Achtung: Dumont-Praxis

Aufpassen müssen Sie, wenn Sie erst kürzlich einen Altbau gekauft haben und diesen nun renovieren wollen. Denn die Rechtsprechung – bekannt als die so genannte Dumont-Praxis – besagte bis vor kurzem, dass Renovationskosten in den ersten fünf bis acht Jahren nach dem Kauf grundsätzlich nicht abzugsfähig sind – selbst wenn sie werterhaltenden Charakter haben. Der Gedanke hinter der Praxis: Käufer von billigen, renovationsbedürftigen Altliegenschaften sollten gegenüber jenen, die eine gut unterhaltene und darum teurere erwerben, nicht doppelt begünstigt werden: durch den tiefen Kaufpreis und durch die Abzüge für die Renovation.
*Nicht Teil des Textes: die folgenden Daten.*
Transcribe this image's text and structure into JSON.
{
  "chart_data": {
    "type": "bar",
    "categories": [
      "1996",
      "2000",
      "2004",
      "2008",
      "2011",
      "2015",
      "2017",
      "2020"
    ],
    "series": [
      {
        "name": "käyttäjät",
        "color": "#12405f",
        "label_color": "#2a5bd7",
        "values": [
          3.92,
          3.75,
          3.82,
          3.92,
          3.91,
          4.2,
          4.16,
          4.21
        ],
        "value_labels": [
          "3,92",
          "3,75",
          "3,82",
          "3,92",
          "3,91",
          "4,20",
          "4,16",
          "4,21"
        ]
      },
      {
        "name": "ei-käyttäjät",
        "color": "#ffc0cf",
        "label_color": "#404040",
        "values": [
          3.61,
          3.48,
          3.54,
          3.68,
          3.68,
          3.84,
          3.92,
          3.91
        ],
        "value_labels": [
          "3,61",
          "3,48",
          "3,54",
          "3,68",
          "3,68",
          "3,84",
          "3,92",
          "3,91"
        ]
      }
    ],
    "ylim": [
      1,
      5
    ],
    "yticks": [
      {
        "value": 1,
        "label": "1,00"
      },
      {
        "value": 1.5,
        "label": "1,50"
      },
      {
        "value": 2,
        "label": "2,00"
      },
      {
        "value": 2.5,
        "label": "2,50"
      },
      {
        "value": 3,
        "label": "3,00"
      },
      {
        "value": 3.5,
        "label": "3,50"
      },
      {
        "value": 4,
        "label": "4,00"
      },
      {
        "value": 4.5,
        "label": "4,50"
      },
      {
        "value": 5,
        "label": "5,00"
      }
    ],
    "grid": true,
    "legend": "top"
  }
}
In einem Bundesgerichtsurteil von 1997 wurde die Dumont-Praxis jedoch gelockert. Seither dürfen in Kantonen, die die neue Rechtsprechung anwenden, Kosten für den normalen periodischen Unterhalt immer abgezogen werden – sofern die Arbeiten werterhaltend sind. Handelt es sich jedoch um Renovationen aufgrund unterbliebenen Unterhalts, gilt diese Lockerung nicht. Das heisst im Klartext: Haben Sie Ihre Liegenschaft in verwahrlostem Zustand gekauft, gelten die Renovationskosten in den ersten Jahren immer noch als Anlagekosten und können deshalb in der Steuererklärung nicht abgezogen werden. Gemäss einem Bundesgerichtsurteil vom Februar 2005 müsste diese Karenzfrist in allen Kantonen theoretisch fünf Jahre betragen. In der Praxis kann es aber sein, dass die Steuerbehörde im einen oder anderen Kanton im Einzelfall zugunsten des Liegenschaftenbesitzers davon abweicht.

TIPP
Die Beurteilung, ob eine Liegenschaft in einem verwahrlosten Zustand gekauft wurde oder nicht, liegt oft im Ermessen der zuständigen Steuerbehörde – genauso wie die Frage, welche Massnahmen wertvermehrend und welche werterhaltend sind. Verlangen Sie deshalb, bevor Sie die Handwerker beauftragen, beim kantonalen Steueramt eine schriftliche Auskunft darüber, ob Ihr Projekt steuerlich abzugsfähig ist.